Let's use terminal.css to give it a clean retro look. We could import this from npm through Val Town, but it's just a css file that creates utility classes, so to emphasize the power of hypermedia we'll just include it with a style tag like HTML of old.

Once we've added the style tag, we can include the classes in our HTML. Let's give it a fun name too.

Add a loading indicator

It would also be nice to load more than one image at once. Since we're using hypermedia as the engine of application state, we can do that by retargeting the new content. Using hx-swap we can target the element before the most recent image, so they'll be stacked in reverse chronological order.

Finally let's also add a loading indicator so we know when the app is working. We'll add an attribute hx-indicator to the form, and HTMX will add a class .htmx-request to the element while the request is in progress. We can use a small piece of CSS to hide the indicator when not loading.

Customizing and Extending Your App

One of the best things about creating tools with Replicate is the ability to modify and customize them in real time to suit your needs.

Integrating a New AI Model

For instance, if the images generated by the app aren't aesthetically pleasing, you don't have to keep tweaking the prompt each time. Instead, you can integrate a language model to engineer the prompt for you. A popular open-source choice with instruction following abilities is mistralai/mistral-7b-instruct-v0.1. This model can transform a simple prompt into a more complex one, resulting in a better image.

We can use a metaprompt like the following to transform our short text suggestions into evocative descriptions that the image generation model can use to create a more interesting image.

Take the description that follows and imagine it vividly as a movie scene, describing character, action, setting, composition, lighting, and mood. Write your answer in the form of a brief terse sentence. Include only the text of your answer, no other information or communication.
"""
${textPrompt}
"""

And then we just pass the prompt through the language model before sending it to the image generation model.

Considering Real-World Factors

While this might not be a full-fledged app, it's a great balance of simplicity and power for a personal tool. However, in a real-world scenario, you'd want to consider factors like authorization, error handling, security, scalability, performance, and cost. This doesn't mean you have to change approach -- hypermedia can scale.

Forking the App and Further Customization

One of the key advantages of this paradigm is the ease of iteration and customization.
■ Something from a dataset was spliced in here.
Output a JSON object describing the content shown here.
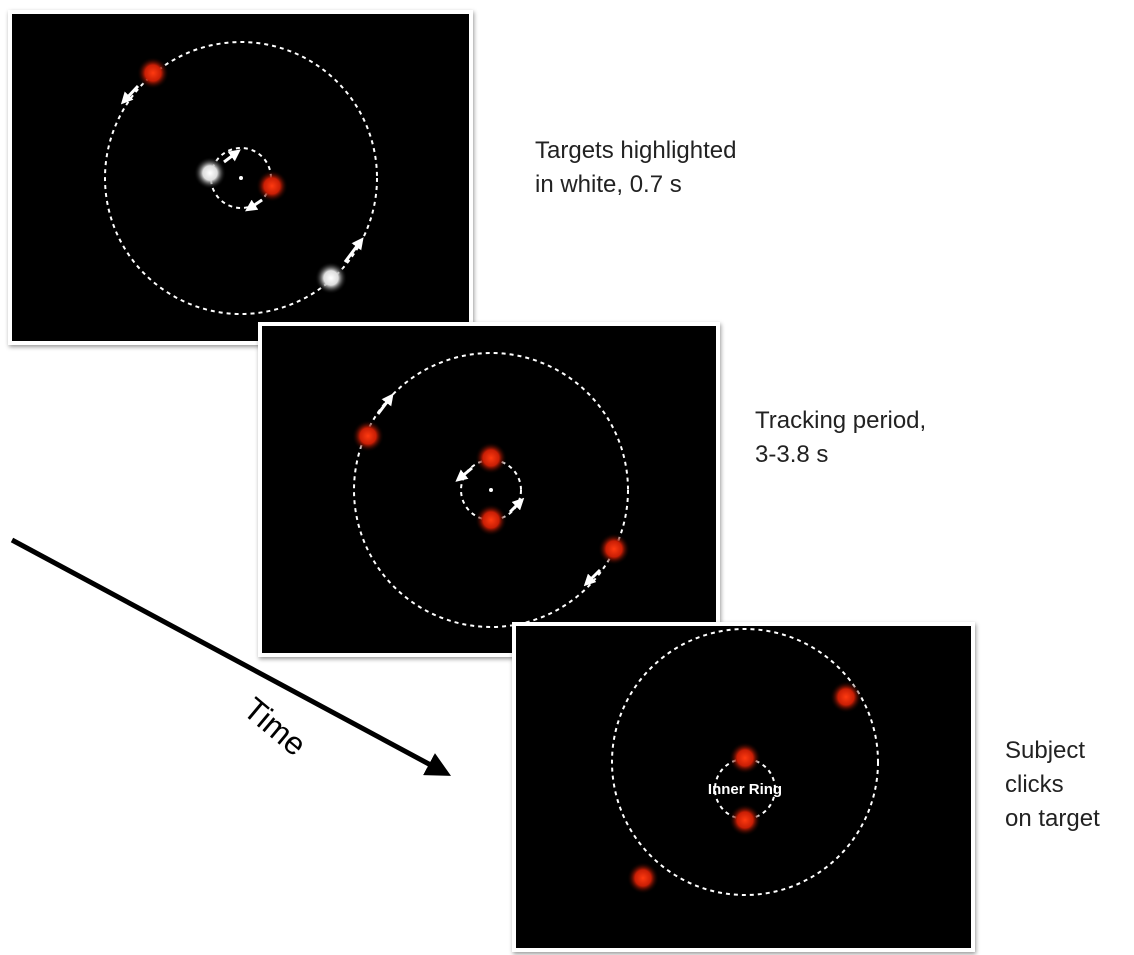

You can fork and extend the API to suit your needs.

You can modify models, prompts, and behaviors with Replicate. The input and output from one stateless endpoint can be managed, and with the ability to have multiple vals, import them, and call their HTTP endpoints, you could even build an entire app with just vals.
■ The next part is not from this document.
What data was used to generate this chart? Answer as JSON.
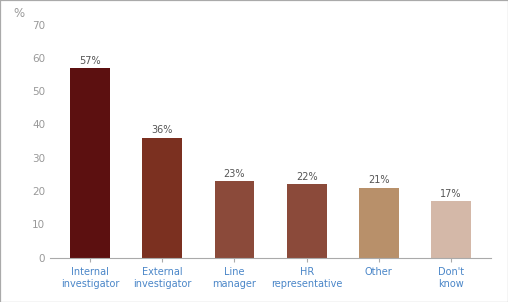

The modular nature of the code means that if you need to scale up, you can easily move the code to a different platform. And since you're sending hypermedia, the app will continue to work even if the controls or the data change. The browser will be able to render it, and the user will be able to use it.

Wrapping Up

We've journeyed together through the creation of a hypermedia AI app, getting our hands dirty with practical coding and gaining a solid understanding of the key tools and concepts involved. We've seen how these elements can come together to build something that's not just functional, but also fun and imaginative.

What Lies Ahead

This guide is your starting point. Experiment with different models, tweak the code, and make it your own. The possibilities are endless, and the power to create is in your hands.